Im selben Kontext erklärt StR Fuhrmann, seine Fraktion könne der Ausweitung der Regelung für Selbstzahler auf 18 Monate grundsätzlich zustimmen, sei aber auch mit 12 Monaten einverstanden. Auch er betont die Wichtigkeit einer eigenen Wohnung für die Integration Geflüchteter und spricht sich für eine Evaluation der geänderten Regelungen nach einem Jahr aus. Für eine längere Laufzeit der Regelung für Selbstzahler plädiert auch StR Pantisano. Er unterstützt die von StRin Dr. Hackl angeregte Verlängerung auf 18 Monate und macht zugleich darauf aufmerksam, dass gerade Migrantinnen und Migranten häufig große Schwierigkeiten hätten, eine eigene Wohnung zu finden. StR Stopper meint, seine Fraktion müsse sich bei dem Thema Zeitdauer für Selbstzahler noch besprechen.
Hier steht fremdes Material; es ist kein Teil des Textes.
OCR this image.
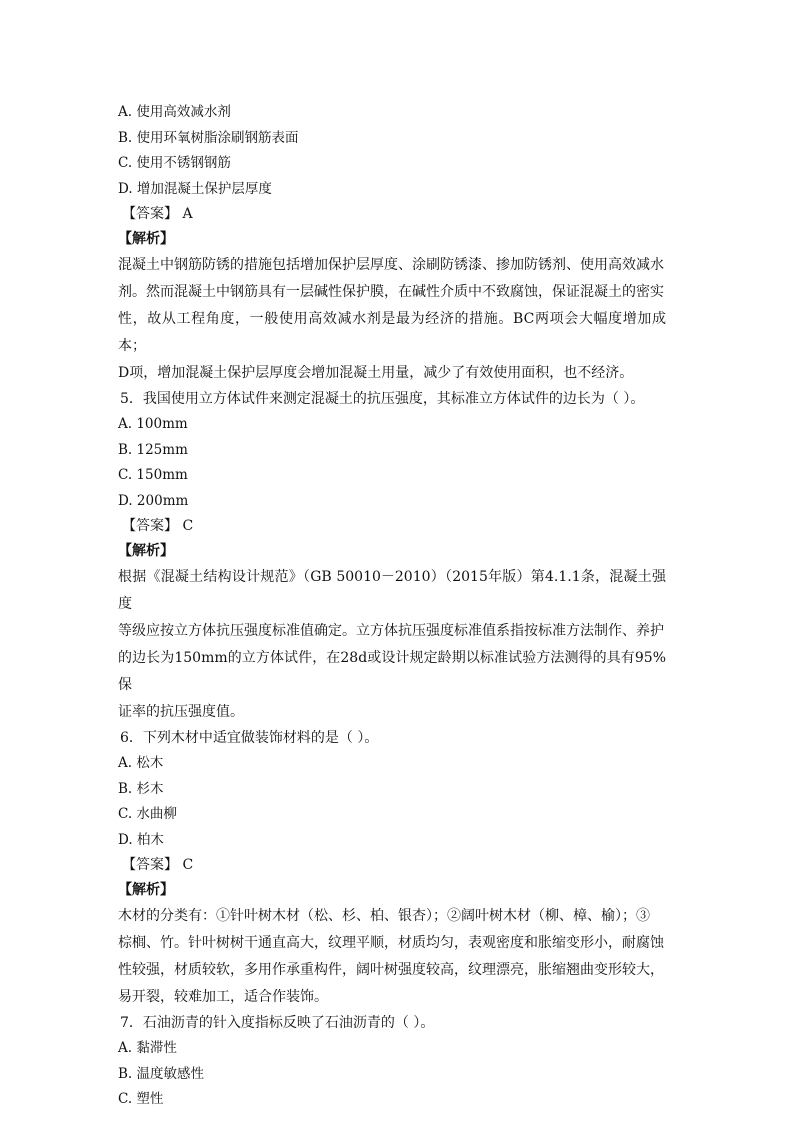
A. 使用高效减水剂
B. 使用环氧树脂涂刷钢筋表面
C. 使用不锈钢钢筋
D. 增加混凝土保护层厚度
【答案】 A
【解析】
混凝土中钢筋防锈的措施包括增加保护层厚度、涂刷防锈漆、掺加防锈剂、使用高效减水
剂。然而混凝土中钢筋具有一层碱性保护膜，在碱性介质中不致腐蚀，保证混凝土的密实
性，故从工程角度，一般使用高效减水剂是最为经济的措施。BC两项会大幅度增加成本；
D项，增加混凝土保护层厚度会增加混凝土用量，减少了有效使用面积，也不经济。
5．我国使用立方体试件来测定混凝土的抗压强度，其标准立方体试件的边长为（ ）。
A. 100mm
B. 125mm
C. 150mm
D. 200mm
【答案】 C
【解析】
根据《混凝土结构设计规范》（GB 50010－2010）（2015年版）第4.1.1条，混凝土强度
等级应按立方体抗压强度标准值确定。立方体抗压强度标准值系指按标准方法制作、养护
的边长为150mm的立方体试件，在28d或设计规定龄期以标准试验方法测得的具有95%保
证率的抗压强度值。
6．下列木材中适宜做装饰材料的是（ ）。
A. 松木
B. 杉木
C. 水曲柳
D. 柏木
【答案】 C
【解析】
木材的分类有：①针叶树木材（松、杉、柏、银杏）；②阔叶树木材（柳、樟、榆）；③
棕榈、竹。针叶树树干通直高大，纹理平顺，材质均匀，表观密度和胀缩变形小，耐腐蚀
性较强，材质较软，多用作承重构件，阔叶树强度较高，纹理漂亮，胀缩翘曲变形较大，
易开裂，较难加工，适合作装饰。
7．石油沥青的针入度指标反映了石油沥青的（ ）。
A. 黏滞性
B. 温度敏感性
C. 塑性
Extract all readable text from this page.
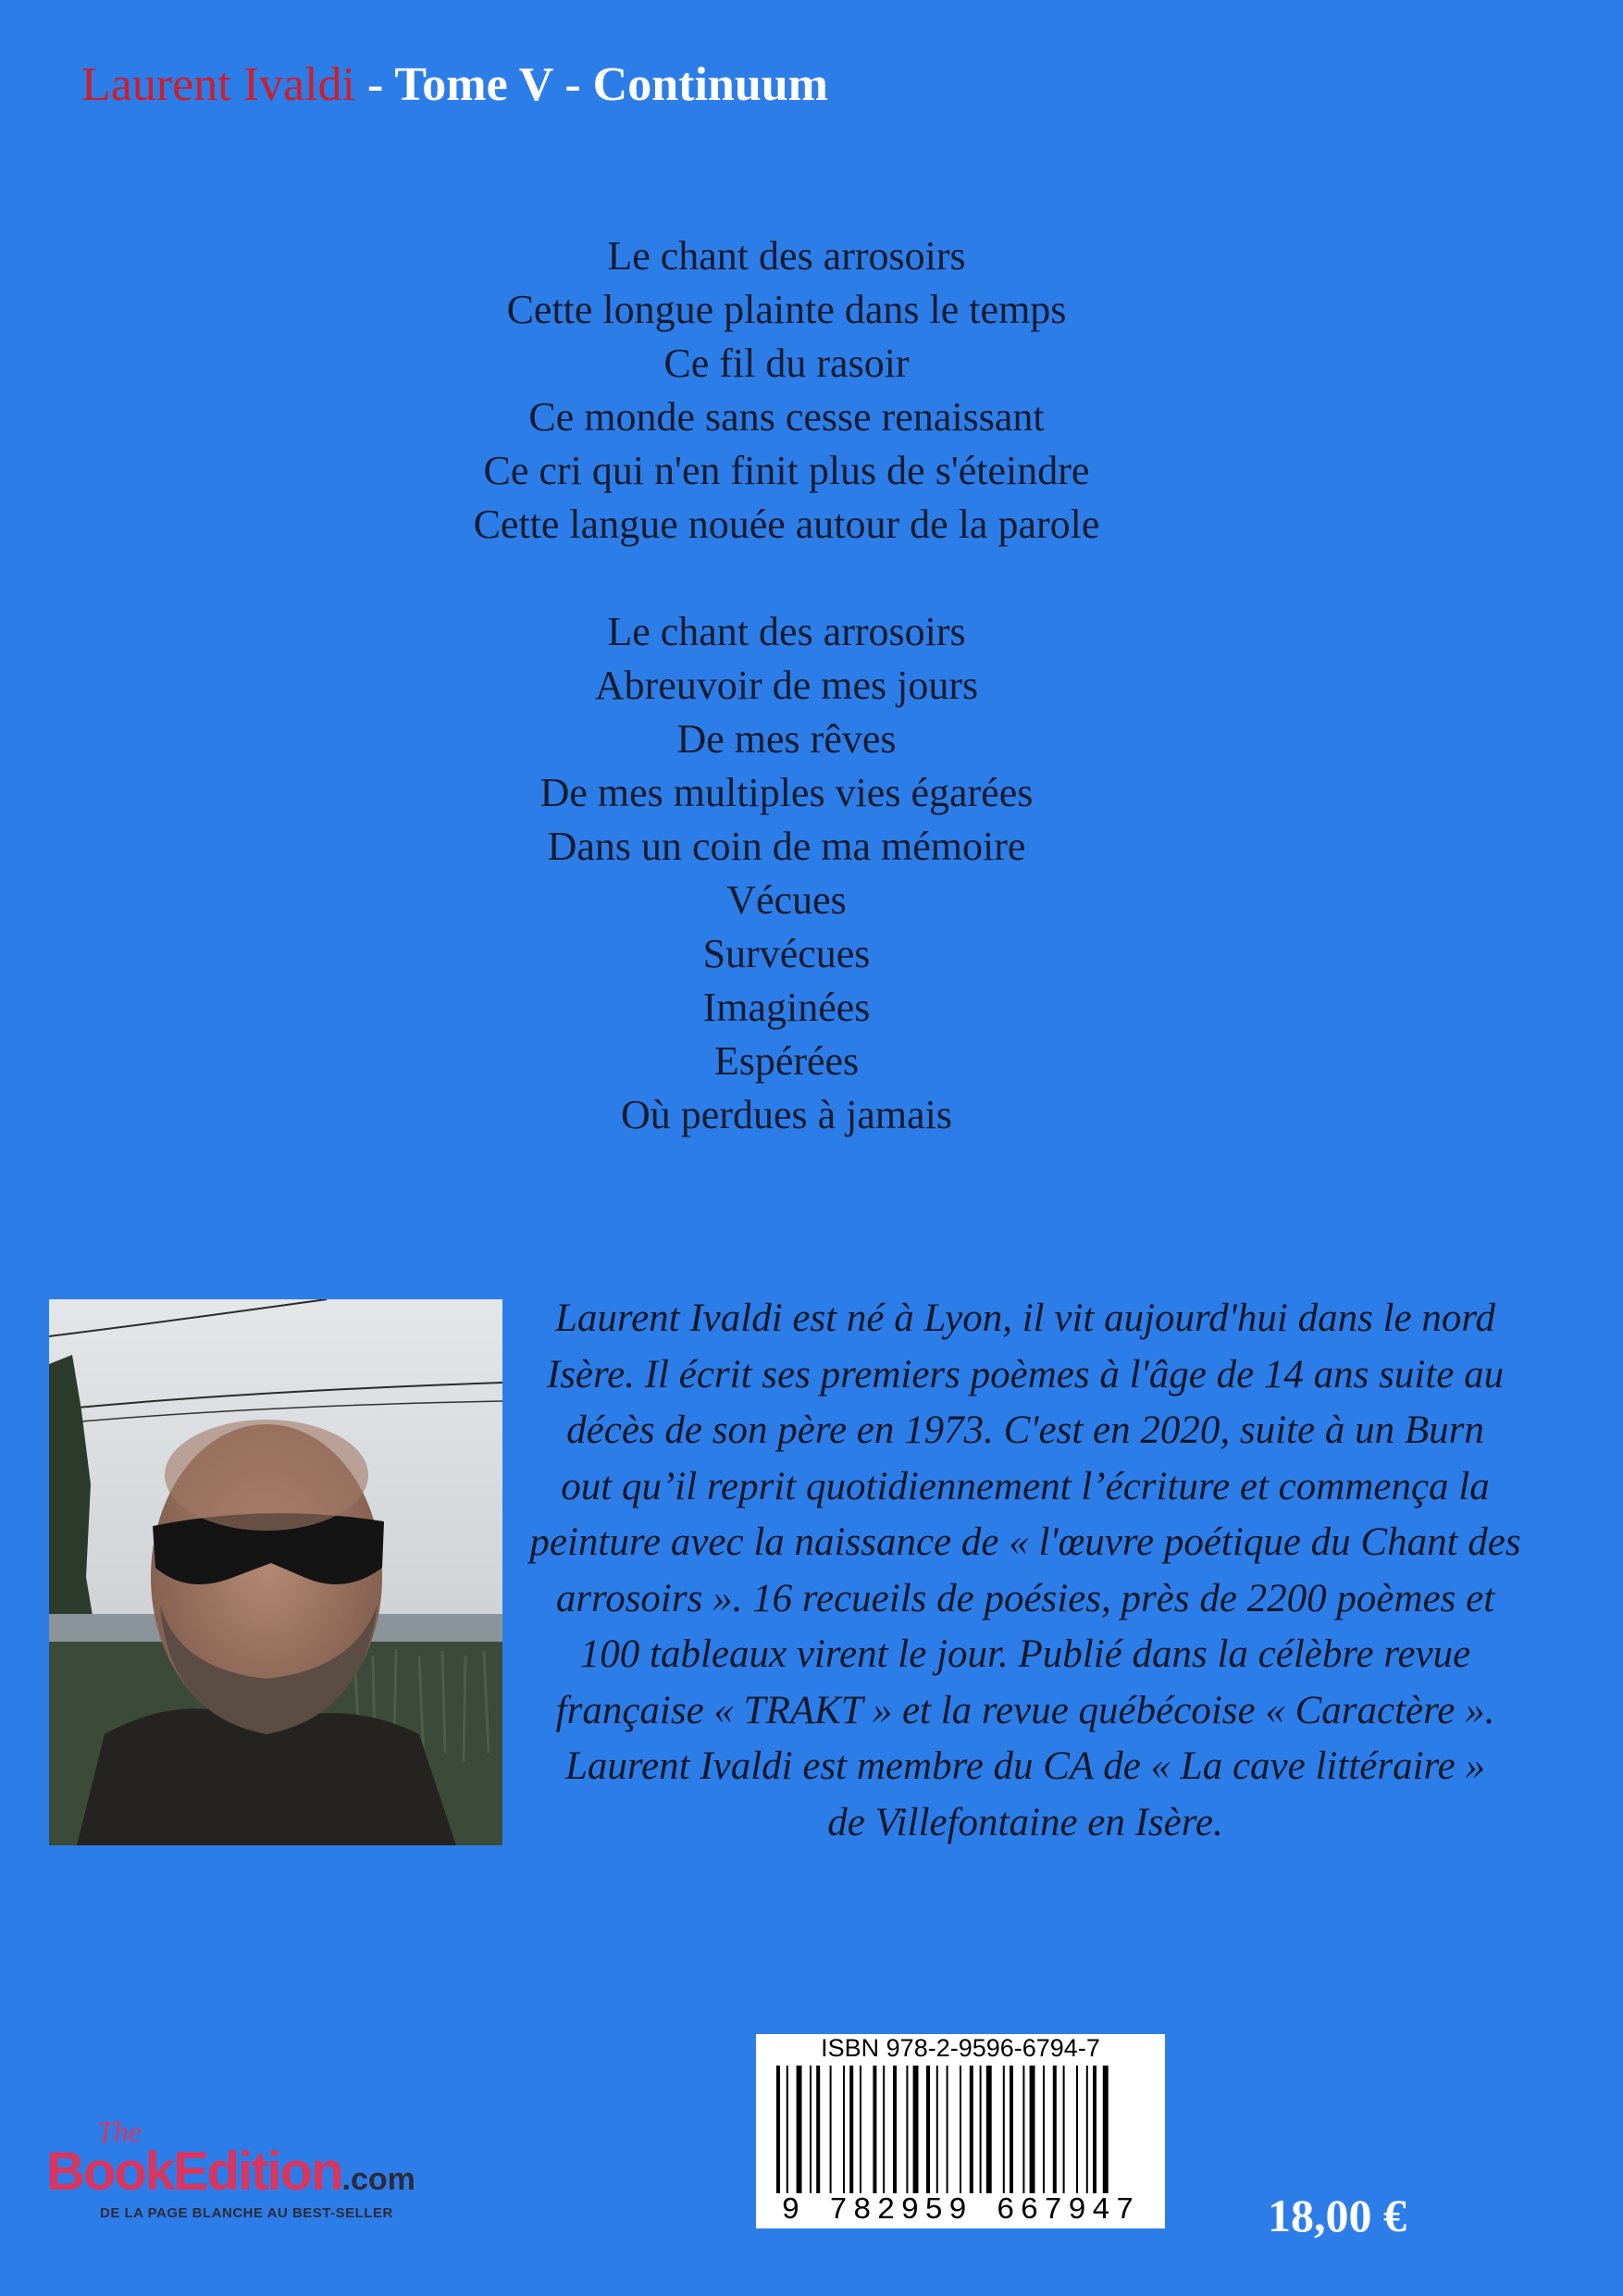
Laurent Ivaldi - Tome V - Continuum
Le chant des arrosoirs
Cette longue plainte dans le temps
Ce fil du rasoir
Ce monde sans cesse renaissant
Ce cri qui n'en finit plus de s'éteindre
Cette langue nouée autour de la parole
Le chant des arrosoirs
Abreuvoir de mes jours
De mes rêves
De mes multiples vies égarées
Dans un coin de ma mémoire
Vécues
Survécues
Imaginées
Espérées
Où perdues à jamais
Laurent Ivaldi est né à Lyon, il vit aujourd'hui dans le nord
Isère. Il écrit ses premiers poèmes à l'âge de 14 ans suite au
décès de son père en 1973. C'est en 2020, suite à un Burn
out qu’il reprit quotidiennement l’écriture et commença la
peinture avec la naissance de « l'œuvre poétique du Chant des
arrosoirs ». 16 recueils de poésies, près de 2200 poèmes et
100 tableaux virent le jour. Publié dans la célèbre revue
française « TRAKT » et la revue québécoise « Caractère ».
Laurent Ivaldi est membre du CA de « La cave littéraire »
de Villefontaine en Isère.
The
BookEdition.com
DE LA PAGE BLANCHE AU BEST-SELLER
ISBN 978-2-9596-6794-7
9 782959 667947	18,00 €
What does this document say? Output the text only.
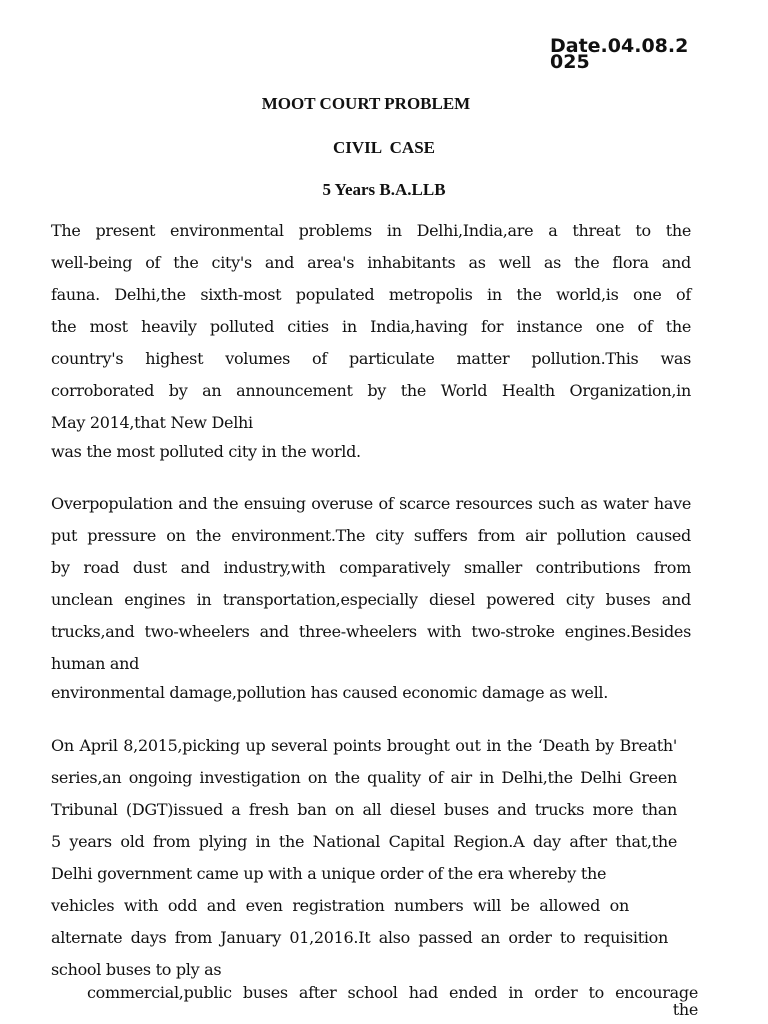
Date.04.08.2025
MOOT COURT PROBLEM
CIVIL  CASE
5 Years B.A.LLB
The present environmental problems in Delhi,India,are a threat to the
well-being of the city's and area's inhabitants as well as the flora and
fauna. Delhi,the sixth-most populated metropolis in the world,is one of
the most heavily polluted cities in India,having for instance one of the
country's highest volumes of particulate matter pollution.This was
corroborated by an announcement by the World Health Organization,in
May 2014,that New Delhi
was the most polluted city in the world.
Overpopulation and the ensuing overuse of scarce resources such as water have
put pressure on the environment.The city suffers from air pollution caused
by road dust and industry,with comparatively smaller contributions from
unclean engines in transportation,especially diesel powered city buses and
trucks,and two-wheelers and three-wheelers with two-stroke engines.Besides
human and
environmental damage,pollution has caused economic damage as well.
On April 8,2015,picking up several points brought out in the ‘Death by Breath'
series,an ongoing investigation on the quality of air in Delhi,the Delhi Green
Tribunal (DGT)issued a fresh ban on all diesel buses and trucks more than
5 years old from plying in the National Capital Region.A day after that,the
Delhi government came up with a unique order of the era whereby the
vehicles with odd and even registration numbers will be allowed on
alternate days from January 01,2016.It also passed an order to requisition
school buses to ply as
commercial,public buses after school had ended in order to encourage
the
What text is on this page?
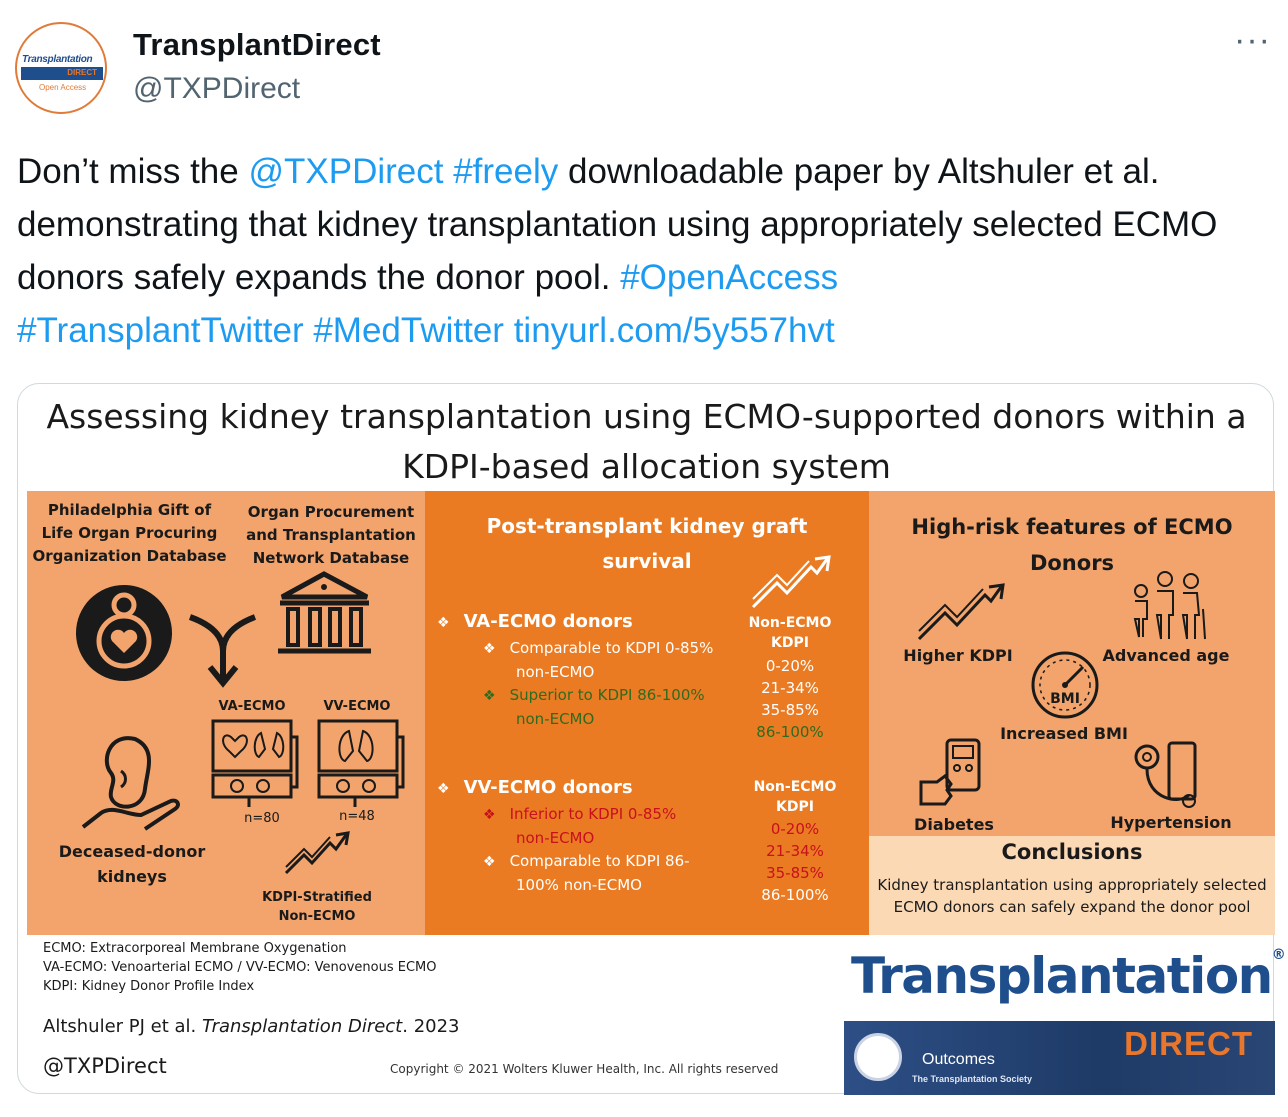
Transplantation
DIRECT
Open Access
TransplantDirect
@TXPDirect
···
Don’t miss the @TXPDirect #freely downloadable paper by Altshuler et al. demonstrating that kidney transplantation using appropriately selected ECMO donors safely expands the donor pool. #OpenAccess
#TransplantTwitter #MedTwitter tinyurl.com/5y557hvt
Assessing kidney transplantation using ECMO-supported donors within a
KDPI-based allocation system
Philadelphia Gift of
Life Organ Procuring
Organization Database
Organ Procurement
and Transplantation
Network Database
VA-ECMO	VV-ECMO
n=80	n=48
Deceased-donor
kidneys
KDPI-Stratified
Non-ECMO
Post-transplant kidney graft
survival
❖ VA-ECMO donors
❖ Comparable to KDPI 0-85%
non-ECMO
❖ Superior to KDPI 86-100%
non-ECMO
Non-ECMO
KDPI
0-20%
21-34%
35-85%
86-100%
❖ VV-ECMO donors
❖ Inferior to KDPI 0-85%
non-ECMO
❖ Comparable to KDPI 86-
100% non-ECMO
Non-ECMO
KDPI
0-20%
21-34%
35-85%
86-100%
High-risk features of ECMO
Donors
Higher KDPI	Advanced age
BMI
Increased BMI
Diabetes	Hypertension
Conclusions
Kidney transplantation using appropriately selected
ECMO donors can safely expand the donor pool
ECMO: Extracorporeal Membrane Oxygenation
VA-ECMO: Venoarterial ECMO / VV-ECMO: Venovenous ECMO
KDPI: Kidney Donor Profile Index
Altshuler PJ et al. Transplantation Direct. 2023
@TXPDirect	Copyright © 2021 Wolters Kluwer Health, Inc. All rights reserved
Transplantation®
DIRECT
Outcomes
The Transplantation Society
StR Pantisano bedankt sich im Weiteren bei all denjenigen, die in den vergangenen Monaten auf die Probleme bei der aktuell geltenden Satzung hingewiesen hätten und sich dafür einsetzten, die Regelungen im Sinne der Betroffenen zu verbessern. Dies seien Ehrenamtliche in den Flüchtlingsfreundeskreisen, Betreuer, aber auch die Geflüchteten selbst. Er dankt der Sozialverwaltung und den Mitarbeiterinnen und Mitarbeitern des städtischen Sozialamtes für die gemachten Änderungsvorschläge und meint, die Fraktionsgemeinschaft SÖS-LINKE-PluS begrüße die vorgeschlagenen Maßnahmen.

Die FDP-Gruppierung werde der Vorlage zustimmen, erklärt StRin Yüksel (FDP).

Abschließend bedankt sich BM Wölfle für die zustimmenden Äußerungen der Ratsmitglieder und erklärt, die Sozialverwaltung werde die Vorlage zur neuen Satzung nach Abschluss der Vorberatungen und der rechtlichen Prüfung zum Thema "Familienkomponente" zügig vorlegen, damit die neue Satzung zum 01.04.2018 inkraft treten könnte.




Danach stellt der Vorsitzende fest:

Der Sozial- und Gesundheitsausschuss stimmt dem Beschlussantrag einmütig zu.